В колонии вечером была утомленная тишина. Только перед самым сигналом «спать» пришел дежурный командир Осадчий и привел пьяного Гуда. Он был не столько, впрочем, пьян, сколько нежен и лиричен. Не обращая внимания на общее негодование, Гуд стоял передо мной и негромко говорил, глядя на мою чернильницу:

– Я выпил, потому что так и нужно. Я сапожник, но душа у меня есть? Есть. Если столько хлопцев поехали куда-то к чертям и Задоров тоже, могу я это так перенести? Не могу я так перенести. Я пошел и выпил на заработанные деньги. Подметки мельнику прибивал? Прибивал. На заработанные деньги и выпил. Я зарезал кого-нибудь? Оскорбил? Может, девочку какую тронул? Не тронул. А он кричит: идем к Антону! Ну и идем. А кто такой Антон… это, значит, вы, Антон Семенович? Кто такой? Зверь? Нет, не зверь. Он человек какой, – может, бузовый? Нет, не бузовый. Ну, так что ж! Я и пришел. Пожалуйста! Вот перед вами – плохой сапожник Гуд.

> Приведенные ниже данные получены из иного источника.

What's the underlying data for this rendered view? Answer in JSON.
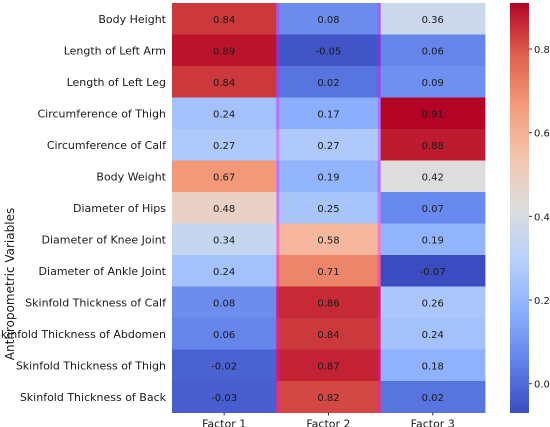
{
  "chart_data": {
    "type": "heatmap",
    "ylabel": "Anthropometric Variables",
    "columns": [
      "Factor 1",
      "Factor 2",
      "Factor 3"
    ],
    "rows": [
      "Body Height",
      "Length of Left Arm",
      "Length of Left Leg",
      "Circumference of Thigh",
      "Circumference of Calf",
      "Body Weight",
      "Diameter of Hips",
      "Diameter of Knee Joint",
      "Diameter of Ankle Joint",
      "Skinfold Thickness of Calf",
      "Skinfold Thickness of Abdomen",
      "Skinfold Thickness of Thigh",
      "Skinfold Thickness of Back"
    ],
    "values": [
      [
        0.84,
        0.08,
        0.36
      ],
      [
        0.89,
        -0.05,
        0.06
      ],
      [
        0.84,
        0.02,
        0.09
      ],
      [
        0.24,
        0.17,
        0.91
      ],
      [
        0.27,
        0.27,
        0.88
      ],
      [
        0.67,
        0.19,
        0.42
      ],
      [
        0.48,
        0.25,
        0.07
      ],
      [
        0.34,
        0.58,
        0.19
      ],
      [
        0.24,
        0.71,
        -0.07
      ],
      [
        0.08,
        0.86,
        0.26
      ],
      [
        0.06,
        0.84,
        0.24
      ],
      [
        -0.02,
        0.87,
        0.18
      ],
      [
        -0.03,
        0.82,
        0.02
      ]
    ],
    "value_labels": [
      [
        "0.84",
        "0.08",
        "0.36"
      ],
      [
        "0.89",
        "-0.05",
        "0.06"
      ],
      [
        "0.84",
        "0.02",
        "0.09"
      ],
      [
        "0.24",
        "0.17",
        "0.91"
      ],
      [
        "0.27",
        "0.27",
        "0.88"
      ],
      [
        "0.67",
        "0.19",
        "0.42"
      ],
      [
        "0.48",
        "0.25",
        "0.07"
      ],
      [
        "0.34",
        "0.58",
        "0.19"
      ],
      [
        "0.24",
        "0.71",
        "-0.07"
      ],
      [
        "0.08",
        "0.86",
        "0.26"
      ],
      [
        "0.06",
        "0.84",
        "0.24"
      ],
      [
        "-0.02",
        "0.87",
        "0.18"
      ],
      [
        "-0.03",
        "0.82",
        "0.02"
      ]
    ],
    "colorscale": "coolwarm",
    "vmin": -0.07,
    "vmax": 0.91,
    "colorbar_ticks": [
      0.0,
      0.2,
      0.4,
      0.6,
      0.8
    ],
    "colorbar_tick_labels": [
      "0.0",
      "0.2",
      "0.4",
      "0.6",
      "0.8"
    ],
    "colors": {
      "cold": "#3b4cc0",
      "neutral": "#dddddd",
      "warm": "#b40426",
      "highlight_column_edge": "#ff00ff"
    }
  }
}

– Ты можешь выслушать, что я скажу?

– Могу. Я могу слушать, что вы скажете.

– Так вот, слушай. Сапоги шить – дело нужное, хорошее дело. Ты будешь хорошим сапожником и будешь директором обувной фабрики только в том случае, если не будешь пить.

– Ну а если вот уедут столько человек?

– Все равно.

– Значит, я тогда неправильно выпил, по-вашему?

– Неправильно.

– Поправить уже нельзя? – Гуд низко склонил голову. – Накажите, значит.

– Иди спать, наказывать на этот раз не буду.

– Я ж говорил! – сказал Гуд окружающим, презрительно всех оглянул и салютнул по-колонийски:

– Есть идти спать.

Лапоть взял его под руку и бережно повел в спальню, как некоторую концентрированную колонийскую печаль.

Через полчаса в моем кабинете Кудлатый начал раздачу ботинок на осень. Он любовно вынимал из коробки новые ботинки, пропуская по отрядам колонистов по своему списку. У дверей часто кричали:

– А когда менять будешь? Эти на меня тесные.

Кудлатый отвечал, отвечал и рассердился:

– Да говорил же двадцать разов: менять сегодня не буду, завтра менять. Вот остолопы!

За моим столом щурится уставший Лапоть и говорит Кудлатому:

– Товарищи, будьте взаимно вежливы с покупателями.